With impressively clear prose, Lehrer explores the oft-overlooked places in literary history where novelists, poets and the occasional cookbook writer predicted scientific breakthroughs with their artistic insights. The 25-year-old Columbia graduate draws from his diverse background in lab work, science writing and fine cuisine to explain how Cézanne anticipated breakthroughs in the understanding of human sight, how Walt Whitman intuited the biological basis of thoughts and, in the title essay, how Proust penetrated the mysteries of memory by immersing himself in childhood recollections.
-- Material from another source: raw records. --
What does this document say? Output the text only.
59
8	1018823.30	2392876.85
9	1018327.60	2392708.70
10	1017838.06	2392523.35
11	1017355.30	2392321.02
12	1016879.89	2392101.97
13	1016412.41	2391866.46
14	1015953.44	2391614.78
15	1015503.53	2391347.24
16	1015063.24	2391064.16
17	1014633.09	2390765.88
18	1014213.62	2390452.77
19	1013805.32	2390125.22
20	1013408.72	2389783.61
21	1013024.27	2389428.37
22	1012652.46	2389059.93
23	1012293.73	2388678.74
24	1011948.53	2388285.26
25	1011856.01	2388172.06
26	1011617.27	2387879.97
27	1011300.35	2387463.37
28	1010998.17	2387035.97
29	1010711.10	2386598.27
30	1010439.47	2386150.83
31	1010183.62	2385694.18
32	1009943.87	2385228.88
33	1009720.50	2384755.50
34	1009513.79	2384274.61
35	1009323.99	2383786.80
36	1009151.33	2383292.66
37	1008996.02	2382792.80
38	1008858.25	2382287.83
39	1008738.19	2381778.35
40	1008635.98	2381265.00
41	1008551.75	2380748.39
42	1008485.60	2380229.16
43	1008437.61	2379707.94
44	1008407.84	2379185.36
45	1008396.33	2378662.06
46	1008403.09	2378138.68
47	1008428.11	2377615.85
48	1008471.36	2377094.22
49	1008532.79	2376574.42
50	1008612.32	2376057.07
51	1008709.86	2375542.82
Lehrer's writing peaks in the essay about Auguste Escoffier, the chef who essentially invented modern French cooking. The author's obvious zeal for the subject of food preparation leads him into enjoyable discussions of the creation of MSG and the decidedly unappetizing history of 18th- and 19th-century culinary arts. Occasionally, the science prose risks becoming exceedingly dry (as in the enthusiastic section detailing the work of Lehrer's former employer, neuroscientist Kausik Si), but the hard science is usually tempered by Lehrer's deft way with anecdote and example. Most importantly, this collection comes close to exemplifying Lehrer's stated goal of creating a unified third culture in which science and literature can co-exist as peaceful, complementary equals. 21 b&w illus. (Nov.)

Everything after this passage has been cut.